Perhaps the most obvious comparison when “A Million Miles Away,” though, is 2016’s “Hidden Figures,” about three African-American women mathematicians who worked for NASA in the early 1960s. However, while Marquez Abella says she was impressed by that film, she followed no movie’s based-on-a-true-story blueprint.
“I wanted to discover our own universe and use our own ideas and elements,” she says.
Hernández says he enjoyed working with Peña, who is unable to help promote due to the Hollywood actors’ strike.
“When he accepted the role, we were still in the middle of the pandemic, so we got to know each other via Zoom. And he got an opportunity to see my personality, my sense of humor, and I’ll tell you what: He got it right,” Hernández says. “He did a masterful job of portraying me.”
Marquez Abella — whose credits include directorial efforts “Semana Santa,” “The Good Girls” and “Northern Skies” and TV writing on series including “Narcos: Mexico” — says the actor’s dedication to his craft was astonishing.
“Michel was such a hard-working actor nerd,” she says affectionately, noting that he brought different touches to José during different phases of life. “I used to make fun of him because he’s … such a focused and hard-working man.”
Asked if there’s another actor in the cast she’d like to single out she barely lets the question conclude.
“Rosa Salazar, without a doubt,” she says, referring to the actress portraying José’s aforementioned wife, Adela. “She’s such a clever woman, funny woman, and the perfect light-full element that this film needed.
“(José) could achieve everything because (Adela) was there.”
A Mexican filmmaker making her first English-language feature, Marquez Abella also doesn’t pause when asked if she had an overriding goal with “A Million Miles Away.”
“I wanted to make a love letter to the farmer migrants who put food on everyone’s table,” she says.
Spend even a few seconds speaking with Hernández — now a governor-appointed University of California Regent and the president and CEO at Tierra Luna Engineering LLC, an aerospace consulting company — and you assume, correctly, he’s done his share of motivational addresses.
That he’s the subject of a biopic is “surreal, but I take it as an opportunity to be able to tell my story and hopefully empower many people into believing that anything is possible if they’re willing to (follow) my father’s five-ingredient recipe, which is brilliantly sprinkled throughout the movie, and add perseverance,” he said.

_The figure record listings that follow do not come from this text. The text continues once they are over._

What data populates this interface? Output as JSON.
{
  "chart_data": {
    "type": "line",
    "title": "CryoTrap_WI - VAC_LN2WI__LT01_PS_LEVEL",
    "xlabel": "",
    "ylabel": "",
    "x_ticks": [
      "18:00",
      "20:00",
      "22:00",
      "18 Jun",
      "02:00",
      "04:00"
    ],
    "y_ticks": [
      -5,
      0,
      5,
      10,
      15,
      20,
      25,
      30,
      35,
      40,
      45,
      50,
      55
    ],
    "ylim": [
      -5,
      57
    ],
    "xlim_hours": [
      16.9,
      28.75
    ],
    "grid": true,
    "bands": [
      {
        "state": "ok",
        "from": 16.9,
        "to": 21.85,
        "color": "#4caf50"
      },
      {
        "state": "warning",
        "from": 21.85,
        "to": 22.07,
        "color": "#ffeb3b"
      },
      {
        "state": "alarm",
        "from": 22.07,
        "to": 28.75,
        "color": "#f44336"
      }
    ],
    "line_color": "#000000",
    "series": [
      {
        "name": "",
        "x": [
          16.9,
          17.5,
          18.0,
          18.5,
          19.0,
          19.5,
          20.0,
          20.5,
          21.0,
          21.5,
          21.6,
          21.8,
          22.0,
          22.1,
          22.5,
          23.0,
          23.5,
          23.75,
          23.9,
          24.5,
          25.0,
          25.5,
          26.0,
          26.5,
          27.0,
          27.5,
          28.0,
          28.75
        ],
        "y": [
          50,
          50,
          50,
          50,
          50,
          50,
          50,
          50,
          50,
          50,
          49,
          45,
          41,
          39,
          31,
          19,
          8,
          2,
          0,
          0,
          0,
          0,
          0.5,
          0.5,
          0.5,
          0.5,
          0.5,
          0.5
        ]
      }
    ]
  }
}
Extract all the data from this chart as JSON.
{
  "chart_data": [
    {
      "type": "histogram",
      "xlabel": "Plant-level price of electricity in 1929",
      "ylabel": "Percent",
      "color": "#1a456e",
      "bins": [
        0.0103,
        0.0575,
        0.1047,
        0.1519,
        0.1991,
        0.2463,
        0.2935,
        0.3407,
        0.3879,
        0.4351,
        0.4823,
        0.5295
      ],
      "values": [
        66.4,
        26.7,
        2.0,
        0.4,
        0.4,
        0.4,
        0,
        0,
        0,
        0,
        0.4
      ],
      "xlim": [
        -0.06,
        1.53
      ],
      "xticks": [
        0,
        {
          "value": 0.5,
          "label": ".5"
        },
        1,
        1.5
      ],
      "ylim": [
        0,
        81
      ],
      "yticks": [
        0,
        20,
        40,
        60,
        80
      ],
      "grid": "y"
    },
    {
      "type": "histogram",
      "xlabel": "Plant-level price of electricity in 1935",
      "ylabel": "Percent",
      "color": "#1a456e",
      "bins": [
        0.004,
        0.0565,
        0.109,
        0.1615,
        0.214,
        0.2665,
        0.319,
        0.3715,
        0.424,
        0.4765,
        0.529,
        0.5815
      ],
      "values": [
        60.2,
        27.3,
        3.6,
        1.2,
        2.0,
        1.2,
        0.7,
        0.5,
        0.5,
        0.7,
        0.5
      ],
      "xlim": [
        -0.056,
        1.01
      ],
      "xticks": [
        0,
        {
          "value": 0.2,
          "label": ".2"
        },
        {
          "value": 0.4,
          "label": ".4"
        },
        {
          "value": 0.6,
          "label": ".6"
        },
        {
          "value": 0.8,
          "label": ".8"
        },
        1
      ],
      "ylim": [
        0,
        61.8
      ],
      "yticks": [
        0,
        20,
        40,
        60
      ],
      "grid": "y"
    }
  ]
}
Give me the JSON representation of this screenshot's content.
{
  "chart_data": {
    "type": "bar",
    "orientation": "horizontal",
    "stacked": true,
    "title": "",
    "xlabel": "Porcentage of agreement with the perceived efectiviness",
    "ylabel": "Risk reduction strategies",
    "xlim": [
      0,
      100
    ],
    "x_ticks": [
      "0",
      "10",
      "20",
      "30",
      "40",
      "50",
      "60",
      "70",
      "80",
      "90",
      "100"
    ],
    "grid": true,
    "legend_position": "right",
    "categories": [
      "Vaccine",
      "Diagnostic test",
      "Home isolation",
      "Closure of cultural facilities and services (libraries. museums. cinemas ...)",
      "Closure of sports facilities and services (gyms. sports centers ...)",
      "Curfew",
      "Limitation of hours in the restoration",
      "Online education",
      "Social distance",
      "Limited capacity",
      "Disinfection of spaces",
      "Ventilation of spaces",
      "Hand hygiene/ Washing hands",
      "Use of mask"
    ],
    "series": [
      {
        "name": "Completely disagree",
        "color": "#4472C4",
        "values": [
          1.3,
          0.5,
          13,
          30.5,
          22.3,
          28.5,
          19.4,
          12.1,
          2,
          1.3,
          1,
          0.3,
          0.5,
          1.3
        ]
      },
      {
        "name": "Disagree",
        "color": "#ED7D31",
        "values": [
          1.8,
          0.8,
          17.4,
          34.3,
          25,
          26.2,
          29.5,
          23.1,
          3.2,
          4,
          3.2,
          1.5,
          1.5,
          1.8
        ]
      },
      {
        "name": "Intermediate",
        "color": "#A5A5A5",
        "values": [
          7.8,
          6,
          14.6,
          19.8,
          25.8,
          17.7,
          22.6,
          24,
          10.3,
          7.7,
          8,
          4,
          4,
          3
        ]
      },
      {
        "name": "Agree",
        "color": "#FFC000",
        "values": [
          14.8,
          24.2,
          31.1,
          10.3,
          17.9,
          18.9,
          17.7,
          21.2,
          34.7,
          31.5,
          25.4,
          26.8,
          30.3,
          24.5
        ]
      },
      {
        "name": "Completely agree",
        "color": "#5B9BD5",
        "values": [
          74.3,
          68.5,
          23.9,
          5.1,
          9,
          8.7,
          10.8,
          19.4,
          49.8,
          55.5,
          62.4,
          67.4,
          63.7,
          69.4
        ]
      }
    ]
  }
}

Thrilled that the film was to be available to so many people around the world via Prime Video, Hernández later shares the message of his motivational talks
“You’ve got to shoot big,” he says. “Whatever it is that you want to do, shoot for the stars — but make sure you enjoy the journey along the way.
“I don’t like rejection but I consoled myself by saying, what’s the worst that could happen if I never get selected?” he adds. “Wanting to be an astronaut motivated me to go to college, graduate school, work in a world-(class) research facility, become a pilot, (became) scuba-dive rated, learn a third language.
“Not a bad consolation prize, so I was at peace with myself.”